1.1. In particolare, l'appellante ha dedotto la violazione dell'art. 13 comma secondo cpc, dell'art. 91 cpc e degli artt. 4 e 5 dle DM 55/2014 e difetto di motivazione della sentenza, stante la mancanza di contrapposte domande tali da giustificare la compensazione delle spese. Ha, quindi, chiesto la riforma della decisione richiamando le tariffe di cui al DM 55/2014 ed il valore della controversia rientrante nello scaglione tra € 5200,01 fino a 26.000,00, per l'importo richiesto pari ad € 1215,00 oltre accessori.
1.2. Parte appellata ha contestato l'appello chiedendone il rigetto.
1.3. Acquisiti i documenti prodotti dalle parti nonché il fascicolo d'ufficio relativo al giudizio di primo grado, all'udienza del 12.11.2025, la causa è stata discussa e decisa come da infrascritto dispositivo letto in udienza.
2. Nel merito, l'appello è fondato per quanto di ragione.
2.1. Invero, il giudice di prime cure ha dichiarato la cessazione della materia del contendere avendo CP_ l' proceduto alla riliquidazione della pensione nei limiti della prescrizione quinquennale dalla notifica del ricorso di primo grado, compensando le spese di lite ravvisando un'ipotesi di soccombenza reciproca.
Deve richiamarsi il principio secondo cui a seguito della modifica dell'articolo 92, del cpc di cui alla legge 10 novembre 2014, n. 162, al di fuori dei casi di soccombenza reciproca, il potere di compensazione è stato limitato dal legislatore a tassative e specifiche ipotesi, il che porta ad affermare, in difformità rispetto al passato, che il giudice non abbia più una discrezionalità al riguardo ma che sia tenuto a dare rigorosa applicazione del precetto normativo, essendo quindi preclusa la possibilità di compensare le spese di lite al di fuori delle ipotesi espressamente contemplate nell'articolo 92 del Cpc. (Cassazione civile sez. II, 04/07/2024, n.18345).

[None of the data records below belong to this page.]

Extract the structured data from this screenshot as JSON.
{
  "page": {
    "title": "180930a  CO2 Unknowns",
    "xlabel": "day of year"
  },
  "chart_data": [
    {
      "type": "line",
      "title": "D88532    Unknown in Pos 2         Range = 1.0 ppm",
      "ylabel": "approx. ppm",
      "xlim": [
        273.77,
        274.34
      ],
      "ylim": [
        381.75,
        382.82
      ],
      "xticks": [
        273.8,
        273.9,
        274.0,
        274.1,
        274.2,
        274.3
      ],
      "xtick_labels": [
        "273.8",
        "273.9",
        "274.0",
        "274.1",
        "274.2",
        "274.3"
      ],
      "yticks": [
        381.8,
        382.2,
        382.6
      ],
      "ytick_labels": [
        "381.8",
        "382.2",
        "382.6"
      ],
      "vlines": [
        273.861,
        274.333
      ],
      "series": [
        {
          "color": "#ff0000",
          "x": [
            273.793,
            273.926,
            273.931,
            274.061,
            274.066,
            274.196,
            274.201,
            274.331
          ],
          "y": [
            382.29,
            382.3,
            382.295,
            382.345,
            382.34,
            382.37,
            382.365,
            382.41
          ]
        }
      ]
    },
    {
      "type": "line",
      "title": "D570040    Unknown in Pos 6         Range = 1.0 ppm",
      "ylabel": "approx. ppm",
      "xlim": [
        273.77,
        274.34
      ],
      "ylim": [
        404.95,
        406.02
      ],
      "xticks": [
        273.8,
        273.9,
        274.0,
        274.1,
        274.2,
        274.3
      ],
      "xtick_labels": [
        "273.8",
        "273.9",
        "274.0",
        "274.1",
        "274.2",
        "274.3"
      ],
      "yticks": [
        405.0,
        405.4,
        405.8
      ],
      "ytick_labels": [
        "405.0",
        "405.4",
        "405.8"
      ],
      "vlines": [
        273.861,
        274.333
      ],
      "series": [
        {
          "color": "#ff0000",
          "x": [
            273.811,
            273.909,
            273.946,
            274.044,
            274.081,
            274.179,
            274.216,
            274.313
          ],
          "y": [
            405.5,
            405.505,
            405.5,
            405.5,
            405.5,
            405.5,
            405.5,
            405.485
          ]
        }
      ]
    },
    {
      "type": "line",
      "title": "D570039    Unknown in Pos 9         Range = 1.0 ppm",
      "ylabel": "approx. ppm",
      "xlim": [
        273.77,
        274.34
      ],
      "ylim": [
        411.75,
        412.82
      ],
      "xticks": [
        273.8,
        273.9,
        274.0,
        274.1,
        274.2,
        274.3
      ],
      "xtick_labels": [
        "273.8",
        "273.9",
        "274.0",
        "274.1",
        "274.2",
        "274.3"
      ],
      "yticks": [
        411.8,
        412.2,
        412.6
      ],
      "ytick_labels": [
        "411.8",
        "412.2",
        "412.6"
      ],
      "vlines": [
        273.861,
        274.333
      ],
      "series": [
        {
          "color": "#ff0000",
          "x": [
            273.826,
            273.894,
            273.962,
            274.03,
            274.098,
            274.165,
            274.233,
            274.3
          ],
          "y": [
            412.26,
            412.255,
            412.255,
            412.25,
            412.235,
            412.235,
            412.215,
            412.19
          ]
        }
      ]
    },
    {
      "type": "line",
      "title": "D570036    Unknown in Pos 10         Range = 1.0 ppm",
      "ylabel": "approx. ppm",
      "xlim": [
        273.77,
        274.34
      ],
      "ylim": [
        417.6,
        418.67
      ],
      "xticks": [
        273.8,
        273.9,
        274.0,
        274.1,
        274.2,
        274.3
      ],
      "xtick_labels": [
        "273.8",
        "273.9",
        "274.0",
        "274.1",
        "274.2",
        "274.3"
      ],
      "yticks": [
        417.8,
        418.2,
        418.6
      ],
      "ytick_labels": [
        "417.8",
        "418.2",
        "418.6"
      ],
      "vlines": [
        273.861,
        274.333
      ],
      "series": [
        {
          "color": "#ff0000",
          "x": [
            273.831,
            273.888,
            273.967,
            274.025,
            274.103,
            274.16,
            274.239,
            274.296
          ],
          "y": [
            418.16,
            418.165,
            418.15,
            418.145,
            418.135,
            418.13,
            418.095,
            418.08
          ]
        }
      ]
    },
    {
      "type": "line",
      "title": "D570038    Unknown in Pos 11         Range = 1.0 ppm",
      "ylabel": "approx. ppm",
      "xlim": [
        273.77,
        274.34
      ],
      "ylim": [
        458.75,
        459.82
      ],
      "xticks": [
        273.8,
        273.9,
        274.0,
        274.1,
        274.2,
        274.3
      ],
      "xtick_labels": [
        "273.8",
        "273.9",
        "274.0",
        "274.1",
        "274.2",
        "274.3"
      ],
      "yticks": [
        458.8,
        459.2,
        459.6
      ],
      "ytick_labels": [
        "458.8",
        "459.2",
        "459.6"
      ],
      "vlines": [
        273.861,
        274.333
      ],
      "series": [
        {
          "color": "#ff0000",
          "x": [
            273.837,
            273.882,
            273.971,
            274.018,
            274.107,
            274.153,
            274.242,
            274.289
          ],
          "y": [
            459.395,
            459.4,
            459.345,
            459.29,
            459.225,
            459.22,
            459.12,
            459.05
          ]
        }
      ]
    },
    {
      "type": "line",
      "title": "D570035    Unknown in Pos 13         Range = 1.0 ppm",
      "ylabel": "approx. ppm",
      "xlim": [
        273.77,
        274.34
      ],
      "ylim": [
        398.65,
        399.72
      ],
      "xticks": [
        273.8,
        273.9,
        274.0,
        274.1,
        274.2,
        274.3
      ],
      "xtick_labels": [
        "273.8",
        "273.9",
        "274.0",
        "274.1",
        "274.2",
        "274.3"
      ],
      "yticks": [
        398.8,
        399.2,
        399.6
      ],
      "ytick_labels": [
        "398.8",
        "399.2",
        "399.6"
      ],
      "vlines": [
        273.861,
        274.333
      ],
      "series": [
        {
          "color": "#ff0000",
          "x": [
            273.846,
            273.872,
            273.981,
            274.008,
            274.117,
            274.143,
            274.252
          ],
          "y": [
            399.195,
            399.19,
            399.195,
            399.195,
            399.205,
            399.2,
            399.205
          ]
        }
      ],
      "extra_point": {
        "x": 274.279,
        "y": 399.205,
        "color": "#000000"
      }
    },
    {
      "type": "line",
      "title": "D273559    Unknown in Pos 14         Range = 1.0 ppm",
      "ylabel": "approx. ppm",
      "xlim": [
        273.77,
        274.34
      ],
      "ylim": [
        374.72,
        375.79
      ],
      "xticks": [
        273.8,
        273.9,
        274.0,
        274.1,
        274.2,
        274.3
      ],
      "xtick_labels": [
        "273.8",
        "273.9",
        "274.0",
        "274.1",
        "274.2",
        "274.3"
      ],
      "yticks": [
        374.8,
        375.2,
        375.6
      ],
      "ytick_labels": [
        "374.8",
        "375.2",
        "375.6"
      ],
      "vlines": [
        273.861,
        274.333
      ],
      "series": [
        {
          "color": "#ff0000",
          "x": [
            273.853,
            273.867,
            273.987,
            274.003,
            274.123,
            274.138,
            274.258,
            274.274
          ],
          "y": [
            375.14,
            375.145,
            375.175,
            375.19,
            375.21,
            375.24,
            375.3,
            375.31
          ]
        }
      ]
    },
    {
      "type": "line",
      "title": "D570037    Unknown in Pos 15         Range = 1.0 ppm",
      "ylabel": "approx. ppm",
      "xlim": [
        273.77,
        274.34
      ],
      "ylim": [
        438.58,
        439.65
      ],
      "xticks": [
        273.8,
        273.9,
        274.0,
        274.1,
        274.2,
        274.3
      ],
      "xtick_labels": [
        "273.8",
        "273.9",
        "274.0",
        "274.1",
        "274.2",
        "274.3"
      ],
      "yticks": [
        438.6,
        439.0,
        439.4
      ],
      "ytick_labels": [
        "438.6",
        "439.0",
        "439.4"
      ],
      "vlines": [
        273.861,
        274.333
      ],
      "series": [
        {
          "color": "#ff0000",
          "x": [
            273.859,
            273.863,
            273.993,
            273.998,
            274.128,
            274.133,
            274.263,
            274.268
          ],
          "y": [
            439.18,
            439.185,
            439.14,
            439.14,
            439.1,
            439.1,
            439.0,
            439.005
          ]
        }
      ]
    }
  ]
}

Inoltre, “In tema di spese processuali il principio della soccombenza va inteso nel senso che solo la parte anche solo parzialmente vittoriosa non può essere condannata, nemmeno per una minima quota, al pagamento delle spese poiché tale condanna è consentita dall'ordinamento solo per
l'ipotesi eccezionale di accoglimento della domanda in misura non superiore all'eventuale proposta conciliativa. Il sindacato della Cassazione è pertanto limitato ad accertare che non risulti violato il principio secondo il quale le spese non possono essere poste a carico della parte vittoriosa, con la conseguenza che esula da tale sindacato, e rientra nel potere discrezionale del giudice di merito, sia la valutazione dell'opportunità di compensare in tutto o in parte le spese di lite. La Cassazione in caso di compensazione operata dal giudice di merito non può esprimersi dovendo rientrare nel merito della causa” (Cassazione civile sez. lav., 07/03/2024, n.6135). CP_
2.2. Nel caso di specie, l' ha proceduto a riliquidare la pensione successivamente al deposito e notifica del ricorso di primo grado, comportando ciò il riconoscimento del diritto seppure in misura ridotta per applicazione, nella liquidazione, della prescrizione quinquennale.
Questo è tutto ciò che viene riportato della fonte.